Comment by cornholio

1 day ago

Let me give you a counterexample. I'm working on a product for the national market, and i need to do all financial tasks, invoicing, submit to national fiscal databse etc. through a local accounting firm. So i integrate their API in the backend; this is a 100% custom API developed by this small european firm, with a few dozen restful enpoints supporting various accounting operations, and I need to use it programmatically to maintain sync for legal compliance. No LLM ever heard of it. It has a few hundred KB of HTML documentation that Claude can ingest perfectly fine and generate a curl command for, but i don't want to blow my token use and context on every interaction.

So I naturally felt the need to (tell Claude to) build a MCP for this accounting API, and now I ask it to do accounting tasks, and then it just does them. It's really ducking sweet.

Another thing I did was, after a particularly grueling accounting month close out, I've told Claude to extract the general tasks that we accomplished, and build a skill that does it at the end of the month, and now it's like having a junior accountant in at my disposal - it just DOES the things a professional would charge me thousands for.

So both custom project MCPs and skills are super useful in my experience.

That's what you should be doing. Start from plain Claude, then add on to it for your specific use cases where needed. Skills are fantastic if used this way. The problem is people adding hundreds or thousands of skills that they download and will never use, but just bloat the entire system and drown out a useful system.

  • Sure, it's basic use and nothing to flex about - was just responding specifically to the line that plan-review-implement is all you need.

    Though, you get such a huge bang from customizing your config that I can easily see how you could go down that slippery slope.

Your use is maybe more vanilla than you think. I think you are just getting shit done. Which is good.

Claude and an mcp and skill is plain to me. Writing your own agent connecting to LLMs to try to be better than Claude code, using Ralph loops and so on is the rabbit hole.

this is exactly how i use it too. i have a few custom MCP servers running on a mac mini homelab, one for permission management, one for infra gateway stuff. the key thing i learned is keeping CLAUDE.md updated with what each MCP server actually does and what inputs it expects. otherwise claude code will either not use the tool when it should, or call it with wrong params and waste a bunch of back and forth. once you document it properly it really does feel like having a team member who just knows how your stack works. the accounting use case is a great example because nobody else's generic tooling would ever cover that.

What exactly does it do that a professional would charge you thousands for?

(I'm genuinely asking)

  • The basic problem is that the reporting and accounting rules are double plus bureaucratic and you need to have on hand multiple registers that show the financial situation at any time, submit them to the tax authority etc.

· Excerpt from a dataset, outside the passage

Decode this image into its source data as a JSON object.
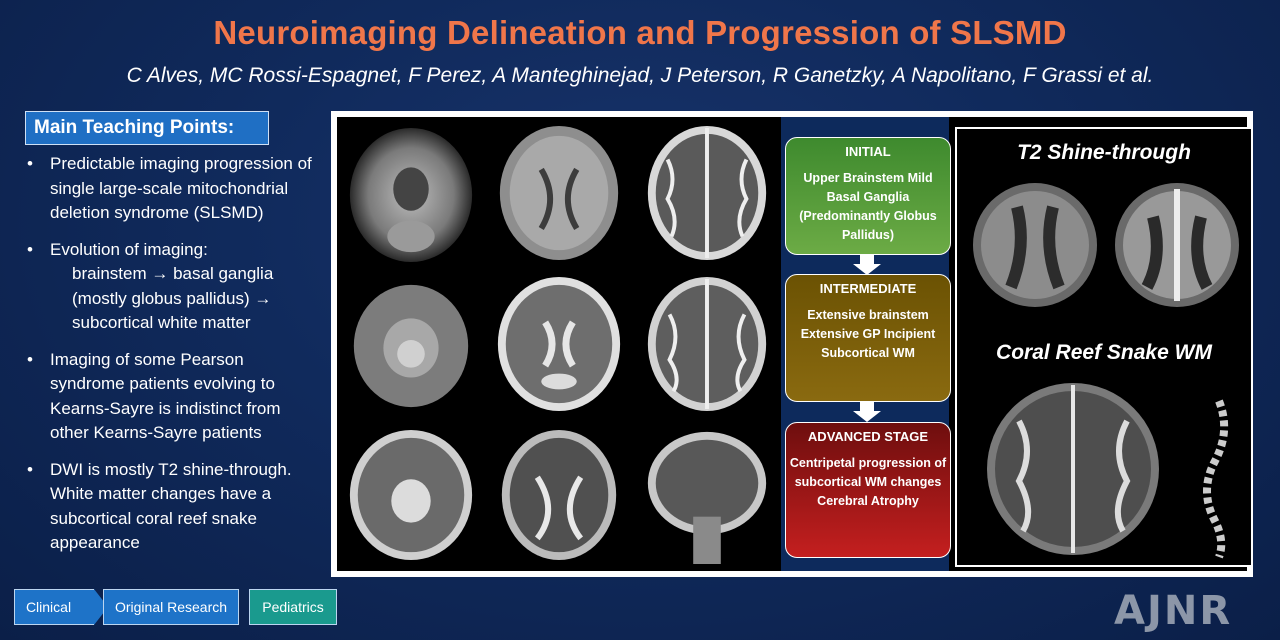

    To give you a small taste: you need to issue an electronic invoice for each unique customer, and submit on the fly the tax authority - but these need to correlated monthly with the money in your business bank account. The paid invoices don't just go into your bank account, they are disbursed from time to time by the payment processor, on random dates that don't sync with the accounting month, so at end of month you have to have correlate precisely what invoice is paid or not. But wait, the card processor won't just send you the money in a lump sum, it will deduct from each payment some random fee that is determined by their internal formula, then, at the end of each month, add all those deducted fees (even for payments that have not been paid to you) and issue another invoice to you, which you need to account for in you books as being partially paid each month (from the fees deducted from payments already disbursed). You also have other payment channels, each with their fees etc. So I need to balance this whole overlapping intervals mess with all sort of edge cases, chargebacks and manual interventions I refuse to think about again.

    This is one example, but there are also issues with wages and their taxation, random tax law changes in the middle of the month etc. The accountant can of course solve all this for you, but once you go a few hundred invoices per month (if you sell relatively cheap services) you are considered a "medium" business, so instead of paying for basic accounting services less than 100€ per month (have the certified accountant look over your books and sign them, as required by law), you will need more expensive packages which definitely add up to thousands in a few months.

    Go be an entrepreneur, they said.